On 22 January 1865, Major General Churchill was ordered to move his division to Minden, Louisiana, and occupy winter quarters. Union commanders in the Department of the Gulf reported on March 20, 1865, that General McNair's brigade was located at Minden, Louisiana, with the rest of Churchill's Division.

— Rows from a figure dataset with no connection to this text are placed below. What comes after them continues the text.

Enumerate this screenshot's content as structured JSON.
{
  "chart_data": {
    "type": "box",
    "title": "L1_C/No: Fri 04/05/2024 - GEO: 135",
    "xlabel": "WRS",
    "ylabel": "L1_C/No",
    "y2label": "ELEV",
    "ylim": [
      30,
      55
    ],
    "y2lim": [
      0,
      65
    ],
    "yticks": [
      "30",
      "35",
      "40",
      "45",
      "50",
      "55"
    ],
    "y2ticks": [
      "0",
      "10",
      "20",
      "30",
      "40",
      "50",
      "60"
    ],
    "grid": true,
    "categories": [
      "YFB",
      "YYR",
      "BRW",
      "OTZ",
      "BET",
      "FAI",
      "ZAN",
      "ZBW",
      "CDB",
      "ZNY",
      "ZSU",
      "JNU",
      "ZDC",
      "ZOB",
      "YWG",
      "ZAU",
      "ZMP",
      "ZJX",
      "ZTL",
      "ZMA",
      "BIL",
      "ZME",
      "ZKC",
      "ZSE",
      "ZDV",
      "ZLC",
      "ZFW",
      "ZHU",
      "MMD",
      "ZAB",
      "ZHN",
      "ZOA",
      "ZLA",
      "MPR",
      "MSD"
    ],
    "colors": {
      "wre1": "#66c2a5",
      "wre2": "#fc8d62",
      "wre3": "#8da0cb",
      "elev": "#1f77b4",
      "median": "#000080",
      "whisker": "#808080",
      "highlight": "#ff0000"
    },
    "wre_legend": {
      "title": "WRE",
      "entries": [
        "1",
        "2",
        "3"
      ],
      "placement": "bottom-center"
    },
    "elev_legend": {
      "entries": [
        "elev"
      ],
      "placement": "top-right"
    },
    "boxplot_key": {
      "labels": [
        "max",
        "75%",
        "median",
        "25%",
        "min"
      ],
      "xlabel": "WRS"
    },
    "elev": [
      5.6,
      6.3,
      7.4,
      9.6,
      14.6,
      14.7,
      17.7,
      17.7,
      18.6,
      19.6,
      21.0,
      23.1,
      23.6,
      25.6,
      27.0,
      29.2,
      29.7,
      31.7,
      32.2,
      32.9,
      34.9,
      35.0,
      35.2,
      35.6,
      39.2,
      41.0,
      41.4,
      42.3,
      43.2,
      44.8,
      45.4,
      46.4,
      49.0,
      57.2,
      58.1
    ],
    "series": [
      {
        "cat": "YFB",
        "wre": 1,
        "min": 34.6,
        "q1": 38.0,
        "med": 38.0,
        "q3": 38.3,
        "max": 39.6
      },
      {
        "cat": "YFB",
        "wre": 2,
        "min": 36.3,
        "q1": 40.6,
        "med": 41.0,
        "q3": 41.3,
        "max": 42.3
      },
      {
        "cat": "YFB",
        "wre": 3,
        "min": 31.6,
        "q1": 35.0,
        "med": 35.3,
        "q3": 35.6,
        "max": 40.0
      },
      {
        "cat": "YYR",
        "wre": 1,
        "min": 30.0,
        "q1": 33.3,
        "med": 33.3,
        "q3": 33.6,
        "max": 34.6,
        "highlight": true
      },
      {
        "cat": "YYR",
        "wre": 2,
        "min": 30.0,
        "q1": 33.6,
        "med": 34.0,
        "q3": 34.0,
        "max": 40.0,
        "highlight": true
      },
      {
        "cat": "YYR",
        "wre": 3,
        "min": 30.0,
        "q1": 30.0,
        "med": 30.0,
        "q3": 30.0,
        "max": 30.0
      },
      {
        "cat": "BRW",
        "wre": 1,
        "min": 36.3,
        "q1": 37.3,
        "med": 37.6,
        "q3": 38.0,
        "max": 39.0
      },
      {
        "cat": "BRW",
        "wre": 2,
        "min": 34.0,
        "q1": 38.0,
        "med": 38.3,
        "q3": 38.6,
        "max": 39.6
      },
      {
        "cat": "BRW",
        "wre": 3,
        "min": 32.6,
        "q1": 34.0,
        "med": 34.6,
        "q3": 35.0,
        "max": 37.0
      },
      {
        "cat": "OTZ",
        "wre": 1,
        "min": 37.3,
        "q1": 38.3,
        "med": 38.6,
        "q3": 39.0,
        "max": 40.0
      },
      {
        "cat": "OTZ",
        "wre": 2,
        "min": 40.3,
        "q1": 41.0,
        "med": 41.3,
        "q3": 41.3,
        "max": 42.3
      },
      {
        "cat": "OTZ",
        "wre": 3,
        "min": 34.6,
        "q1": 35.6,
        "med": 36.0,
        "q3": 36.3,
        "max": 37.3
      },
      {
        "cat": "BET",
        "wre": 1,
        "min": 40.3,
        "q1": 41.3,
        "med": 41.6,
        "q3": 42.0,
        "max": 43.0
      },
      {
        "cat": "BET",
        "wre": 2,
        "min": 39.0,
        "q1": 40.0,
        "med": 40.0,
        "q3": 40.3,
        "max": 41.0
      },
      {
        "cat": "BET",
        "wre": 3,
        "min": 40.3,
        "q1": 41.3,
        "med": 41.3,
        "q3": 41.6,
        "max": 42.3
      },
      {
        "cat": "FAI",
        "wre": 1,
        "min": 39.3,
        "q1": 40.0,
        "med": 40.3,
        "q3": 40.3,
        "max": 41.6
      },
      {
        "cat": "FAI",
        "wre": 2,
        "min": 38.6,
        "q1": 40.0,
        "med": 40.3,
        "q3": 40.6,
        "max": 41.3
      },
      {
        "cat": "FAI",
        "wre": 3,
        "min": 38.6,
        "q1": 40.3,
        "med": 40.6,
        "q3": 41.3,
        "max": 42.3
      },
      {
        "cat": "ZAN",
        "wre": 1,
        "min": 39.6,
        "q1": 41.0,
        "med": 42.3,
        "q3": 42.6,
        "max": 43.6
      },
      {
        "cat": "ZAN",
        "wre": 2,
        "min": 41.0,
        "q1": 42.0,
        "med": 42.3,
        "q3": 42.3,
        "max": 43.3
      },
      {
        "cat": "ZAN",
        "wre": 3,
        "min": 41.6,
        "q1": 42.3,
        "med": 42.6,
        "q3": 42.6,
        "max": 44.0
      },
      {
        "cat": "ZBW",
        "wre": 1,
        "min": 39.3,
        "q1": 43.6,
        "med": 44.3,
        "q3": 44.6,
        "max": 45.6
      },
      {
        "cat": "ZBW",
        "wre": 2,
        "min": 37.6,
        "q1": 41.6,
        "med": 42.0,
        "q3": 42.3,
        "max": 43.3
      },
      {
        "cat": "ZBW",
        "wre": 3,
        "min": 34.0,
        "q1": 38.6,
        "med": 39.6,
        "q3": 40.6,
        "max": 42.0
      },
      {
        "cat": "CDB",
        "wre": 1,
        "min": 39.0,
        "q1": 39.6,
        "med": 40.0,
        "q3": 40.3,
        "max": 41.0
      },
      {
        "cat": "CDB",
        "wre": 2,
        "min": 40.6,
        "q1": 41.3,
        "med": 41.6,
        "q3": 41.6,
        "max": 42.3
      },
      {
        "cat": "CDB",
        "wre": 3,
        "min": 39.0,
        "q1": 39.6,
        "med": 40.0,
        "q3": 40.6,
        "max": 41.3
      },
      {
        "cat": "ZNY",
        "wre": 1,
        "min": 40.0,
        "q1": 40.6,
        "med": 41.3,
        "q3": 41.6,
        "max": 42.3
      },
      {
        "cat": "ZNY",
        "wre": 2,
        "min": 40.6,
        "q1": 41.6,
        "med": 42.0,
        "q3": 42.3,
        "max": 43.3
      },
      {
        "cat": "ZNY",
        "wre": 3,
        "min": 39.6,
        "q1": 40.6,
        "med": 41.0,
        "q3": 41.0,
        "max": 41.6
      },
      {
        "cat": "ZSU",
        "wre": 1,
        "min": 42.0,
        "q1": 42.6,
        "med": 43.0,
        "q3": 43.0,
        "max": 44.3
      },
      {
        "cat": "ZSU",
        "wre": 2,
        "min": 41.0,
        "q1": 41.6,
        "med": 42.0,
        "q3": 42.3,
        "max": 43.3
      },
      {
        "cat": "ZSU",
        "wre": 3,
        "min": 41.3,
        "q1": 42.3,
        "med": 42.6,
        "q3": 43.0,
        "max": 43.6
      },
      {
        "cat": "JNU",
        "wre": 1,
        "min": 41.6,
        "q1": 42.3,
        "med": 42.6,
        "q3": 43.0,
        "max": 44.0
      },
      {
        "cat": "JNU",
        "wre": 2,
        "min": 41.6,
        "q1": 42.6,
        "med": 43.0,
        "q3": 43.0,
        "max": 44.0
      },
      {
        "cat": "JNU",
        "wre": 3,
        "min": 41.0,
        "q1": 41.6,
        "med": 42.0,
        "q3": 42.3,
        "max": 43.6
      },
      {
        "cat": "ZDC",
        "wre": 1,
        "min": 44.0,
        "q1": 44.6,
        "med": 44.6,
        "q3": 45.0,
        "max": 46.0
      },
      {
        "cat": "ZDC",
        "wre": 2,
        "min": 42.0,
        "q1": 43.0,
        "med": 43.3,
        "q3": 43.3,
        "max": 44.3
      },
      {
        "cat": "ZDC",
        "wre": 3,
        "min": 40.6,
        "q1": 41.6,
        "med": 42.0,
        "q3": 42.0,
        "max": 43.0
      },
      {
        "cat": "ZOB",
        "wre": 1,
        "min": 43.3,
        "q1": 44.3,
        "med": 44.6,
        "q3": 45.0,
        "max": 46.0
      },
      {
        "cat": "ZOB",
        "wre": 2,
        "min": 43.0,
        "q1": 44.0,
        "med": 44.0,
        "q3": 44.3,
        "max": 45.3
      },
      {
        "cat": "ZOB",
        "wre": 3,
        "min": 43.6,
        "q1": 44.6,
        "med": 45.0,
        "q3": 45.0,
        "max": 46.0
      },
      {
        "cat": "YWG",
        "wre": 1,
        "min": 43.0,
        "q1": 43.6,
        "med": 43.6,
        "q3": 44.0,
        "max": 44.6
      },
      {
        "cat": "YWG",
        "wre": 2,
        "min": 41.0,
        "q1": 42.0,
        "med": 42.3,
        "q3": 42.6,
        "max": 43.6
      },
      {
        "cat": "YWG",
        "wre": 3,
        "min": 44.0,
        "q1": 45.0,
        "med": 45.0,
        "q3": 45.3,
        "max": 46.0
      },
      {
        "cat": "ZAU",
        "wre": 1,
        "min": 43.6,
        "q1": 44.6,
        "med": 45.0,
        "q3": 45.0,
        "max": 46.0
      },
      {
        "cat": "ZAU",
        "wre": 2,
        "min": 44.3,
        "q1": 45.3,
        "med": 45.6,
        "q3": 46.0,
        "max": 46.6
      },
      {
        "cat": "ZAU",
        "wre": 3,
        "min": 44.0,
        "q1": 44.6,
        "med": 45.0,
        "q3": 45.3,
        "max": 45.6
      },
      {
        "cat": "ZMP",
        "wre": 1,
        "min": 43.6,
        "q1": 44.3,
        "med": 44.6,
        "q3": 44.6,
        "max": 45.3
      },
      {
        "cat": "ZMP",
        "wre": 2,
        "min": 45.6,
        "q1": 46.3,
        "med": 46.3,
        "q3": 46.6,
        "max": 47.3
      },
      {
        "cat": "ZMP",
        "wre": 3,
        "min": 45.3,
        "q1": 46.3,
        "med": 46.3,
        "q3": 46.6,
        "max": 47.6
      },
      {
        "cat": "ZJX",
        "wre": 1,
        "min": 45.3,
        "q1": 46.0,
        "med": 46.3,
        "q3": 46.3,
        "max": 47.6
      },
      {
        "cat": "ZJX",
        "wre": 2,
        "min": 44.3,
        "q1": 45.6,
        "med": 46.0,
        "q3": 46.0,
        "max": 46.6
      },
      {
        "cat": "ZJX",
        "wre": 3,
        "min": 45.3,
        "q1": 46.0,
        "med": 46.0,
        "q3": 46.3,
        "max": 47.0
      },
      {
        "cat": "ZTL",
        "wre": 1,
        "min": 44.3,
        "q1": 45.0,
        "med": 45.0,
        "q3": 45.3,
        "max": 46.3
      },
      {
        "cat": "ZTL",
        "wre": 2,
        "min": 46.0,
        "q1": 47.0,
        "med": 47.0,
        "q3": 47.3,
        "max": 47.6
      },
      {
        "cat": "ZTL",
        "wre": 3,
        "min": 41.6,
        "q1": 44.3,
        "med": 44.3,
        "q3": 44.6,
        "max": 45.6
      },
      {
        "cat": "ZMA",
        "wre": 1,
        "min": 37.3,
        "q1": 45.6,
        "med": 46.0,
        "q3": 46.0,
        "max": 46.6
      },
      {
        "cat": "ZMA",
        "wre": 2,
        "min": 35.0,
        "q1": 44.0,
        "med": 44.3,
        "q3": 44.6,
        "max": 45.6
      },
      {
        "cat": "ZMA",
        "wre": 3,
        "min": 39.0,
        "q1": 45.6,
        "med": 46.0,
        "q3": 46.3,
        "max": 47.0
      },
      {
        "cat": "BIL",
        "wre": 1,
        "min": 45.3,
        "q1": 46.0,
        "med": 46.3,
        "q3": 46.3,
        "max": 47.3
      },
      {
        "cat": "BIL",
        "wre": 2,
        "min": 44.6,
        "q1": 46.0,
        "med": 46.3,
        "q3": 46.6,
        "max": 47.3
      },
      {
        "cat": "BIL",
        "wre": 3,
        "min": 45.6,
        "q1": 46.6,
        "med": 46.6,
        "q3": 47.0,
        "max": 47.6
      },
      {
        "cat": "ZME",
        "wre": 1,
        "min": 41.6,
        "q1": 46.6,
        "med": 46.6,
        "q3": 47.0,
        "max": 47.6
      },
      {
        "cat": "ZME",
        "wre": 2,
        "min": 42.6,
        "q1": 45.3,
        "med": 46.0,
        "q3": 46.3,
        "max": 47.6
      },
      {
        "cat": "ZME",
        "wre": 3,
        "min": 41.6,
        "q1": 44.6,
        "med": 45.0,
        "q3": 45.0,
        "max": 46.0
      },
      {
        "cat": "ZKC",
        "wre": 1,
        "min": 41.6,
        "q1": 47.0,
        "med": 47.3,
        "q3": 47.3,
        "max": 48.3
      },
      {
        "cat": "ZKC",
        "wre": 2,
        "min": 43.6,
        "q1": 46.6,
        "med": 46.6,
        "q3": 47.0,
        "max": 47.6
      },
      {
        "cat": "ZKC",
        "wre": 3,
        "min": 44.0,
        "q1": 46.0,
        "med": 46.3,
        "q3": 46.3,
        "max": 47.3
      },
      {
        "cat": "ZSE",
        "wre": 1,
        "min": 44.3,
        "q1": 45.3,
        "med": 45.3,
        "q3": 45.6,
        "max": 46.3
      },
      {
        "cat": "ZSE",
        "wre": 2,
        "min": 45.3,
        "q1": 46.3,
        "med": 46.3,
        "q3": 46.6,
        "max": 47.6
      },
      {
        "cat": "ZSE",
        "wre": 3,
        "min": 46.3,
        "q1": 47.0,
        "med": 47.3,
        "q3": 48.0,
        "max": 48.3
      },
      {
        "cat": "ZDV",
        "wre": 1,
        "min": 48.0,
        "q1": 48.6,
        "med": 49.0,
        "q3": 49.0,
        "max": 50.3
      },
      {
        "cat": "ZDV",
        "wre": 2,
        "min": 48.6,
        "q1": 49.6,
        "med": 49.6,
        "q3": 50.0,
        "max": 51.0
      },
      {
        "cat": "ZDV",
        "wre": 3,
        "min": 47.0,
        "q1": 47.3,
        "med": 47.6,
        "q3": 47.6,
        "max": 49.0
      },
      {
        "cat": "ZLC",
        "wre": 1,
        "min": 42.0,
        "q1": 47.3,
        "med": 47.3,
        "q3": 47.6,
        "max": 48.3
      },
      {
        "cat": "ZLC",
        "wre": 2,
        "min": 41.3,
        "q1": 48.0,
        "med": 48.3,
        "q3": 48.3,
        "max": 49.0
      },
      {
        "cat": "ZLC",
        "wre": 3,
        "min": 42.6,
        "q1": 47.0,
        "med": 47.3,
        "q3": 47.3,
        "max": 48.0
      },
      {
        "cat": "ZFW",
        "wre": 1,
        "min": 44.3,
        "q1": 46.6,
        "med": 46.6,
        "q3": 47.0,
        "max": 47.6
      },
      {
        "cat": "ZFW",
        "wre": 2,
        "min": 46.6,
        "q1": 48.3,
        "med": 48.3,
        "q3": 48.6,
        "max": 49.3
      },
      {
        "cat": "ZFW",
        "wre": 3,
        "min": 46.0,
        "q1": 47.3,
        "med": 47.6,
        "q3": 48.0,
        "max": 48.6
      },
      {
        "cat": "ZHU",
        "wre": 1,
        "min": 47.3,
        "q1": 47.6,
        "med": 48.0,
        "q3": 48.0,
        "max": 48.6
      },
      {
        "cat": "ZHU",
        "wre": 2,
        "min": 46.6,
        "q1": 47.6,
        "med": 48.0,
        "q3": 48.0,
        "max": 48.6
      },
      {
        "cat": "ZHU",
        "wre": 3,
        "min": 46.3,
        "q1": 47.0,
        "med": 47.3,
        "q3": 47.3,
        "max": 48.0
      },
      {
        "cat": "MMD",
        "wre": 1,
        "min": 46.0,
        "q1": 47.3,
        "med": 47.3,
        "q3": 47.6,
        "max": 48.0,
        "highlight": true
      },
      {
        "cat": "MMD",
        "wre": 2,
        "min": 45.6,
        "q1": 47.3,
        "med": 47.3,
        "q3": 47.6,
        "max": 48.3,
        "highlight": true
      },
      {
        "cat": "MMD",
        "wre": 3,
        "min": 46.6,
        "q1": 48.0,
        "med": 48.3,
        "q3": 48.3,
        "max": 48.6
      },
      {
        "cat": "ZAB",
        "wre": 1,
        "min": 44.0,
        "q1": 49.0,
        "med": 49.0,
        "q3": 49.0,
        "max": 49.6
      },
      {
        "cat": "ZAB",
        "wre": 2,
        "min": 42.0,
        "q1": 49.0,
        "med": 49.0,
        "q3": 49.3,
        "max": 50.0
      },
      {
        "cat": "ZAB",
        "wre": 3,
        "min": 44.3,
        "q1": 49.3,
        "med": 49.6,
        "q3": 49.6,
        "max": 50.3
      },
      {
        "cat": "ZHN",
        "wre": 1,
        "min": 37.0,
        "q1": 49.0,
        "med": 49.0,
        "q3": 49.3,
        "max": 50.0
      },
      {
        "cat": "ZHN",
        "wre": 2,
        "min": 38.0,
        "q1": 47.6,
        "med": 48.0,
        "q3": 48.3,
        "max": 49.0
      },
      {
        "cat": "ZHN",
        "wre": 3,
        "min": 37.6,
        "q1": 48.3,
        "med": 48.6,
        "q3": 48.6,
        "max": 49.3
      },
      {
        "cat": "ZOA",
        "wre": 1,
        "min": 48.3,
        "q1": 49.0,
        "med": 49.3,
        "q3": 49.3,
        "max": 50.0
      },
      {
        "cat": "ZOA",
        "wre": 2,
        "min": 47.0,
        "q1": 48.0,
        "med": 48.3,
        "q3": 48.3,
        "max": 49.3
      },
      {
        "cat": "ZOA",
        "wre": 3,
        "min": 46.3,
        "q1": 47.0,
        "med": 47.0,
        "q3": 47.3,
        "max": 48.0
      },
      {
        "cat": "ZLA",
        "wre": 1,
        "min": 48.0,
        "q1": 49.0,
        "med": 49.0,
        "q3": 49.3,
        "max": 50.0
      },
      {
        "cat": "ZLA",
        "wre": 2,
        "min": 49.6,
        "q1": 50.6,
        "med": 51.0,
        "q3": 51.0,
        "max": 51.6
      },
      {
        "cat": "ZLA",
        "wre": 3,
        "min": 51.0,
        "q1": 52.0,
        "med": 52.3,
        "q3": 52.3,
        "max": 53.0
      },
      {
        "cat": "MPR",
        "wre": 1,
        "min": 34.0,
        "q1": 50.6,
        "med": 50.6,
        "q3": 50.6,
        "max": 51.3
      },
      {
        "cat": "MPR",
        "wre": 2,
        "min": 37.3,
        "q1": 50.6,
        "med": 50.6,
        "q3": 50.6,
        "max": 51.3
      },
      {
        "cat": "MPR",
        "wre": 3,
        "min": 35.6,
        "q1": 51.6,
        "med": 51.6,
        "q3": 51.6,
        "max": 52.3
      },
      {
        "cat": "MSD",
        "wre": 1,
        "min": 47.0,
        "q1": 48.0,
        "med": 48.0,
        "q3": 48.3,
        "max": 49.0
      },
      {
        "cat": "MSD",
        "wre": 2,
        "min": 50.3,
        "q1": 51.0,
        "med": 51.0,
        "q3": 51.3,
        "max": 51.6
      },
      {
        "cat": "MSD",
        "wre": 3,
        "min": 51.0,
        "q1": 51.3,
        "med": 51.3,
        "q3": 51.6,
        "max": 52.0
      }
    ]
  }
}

In early April 1865, the division concentrated near Shreveport Louisiana, and then moved to Marshall Texas by mid April 1865.

===Campaign Credit===
The 12th Arkansas participated in the following engagements:

- Battle of Island Number Ten
- Siege of Port Hudson, May 22–July 9, 1863
- Camden Expedition, March 23–May 2, 1864.
  - Battle of Mount Elba, March 30, 1863
  - Battle of Prairie D'Ane, April 9–13, 1864
  - Battle of Marks' Mills, April 25, 1864
  - Battle of Jenkins Ferry, April 30, 1864

== Surrender ==
The 2nd Arkansas Consolidated Infantry was surrendered with the Department of the Trans-Mississippi, General Kirby Smith commanding, May 26, 1865. When the Trans-Mississippi Department surrendered, most of the Arkansas infantry regiments were encamped in and around Marshall, Texas (war-ravaged Arkansas no longer being able to subsist the army). The regiments were ordered to report to Shreveport, Louisiana, to be paroled. Virtually none of them did so. Some soldiers went to Shreveport on their own to be paroled, but for the most part, the regiments simply disbanded without formally surrendering. A company or two managed to keep together until they got home.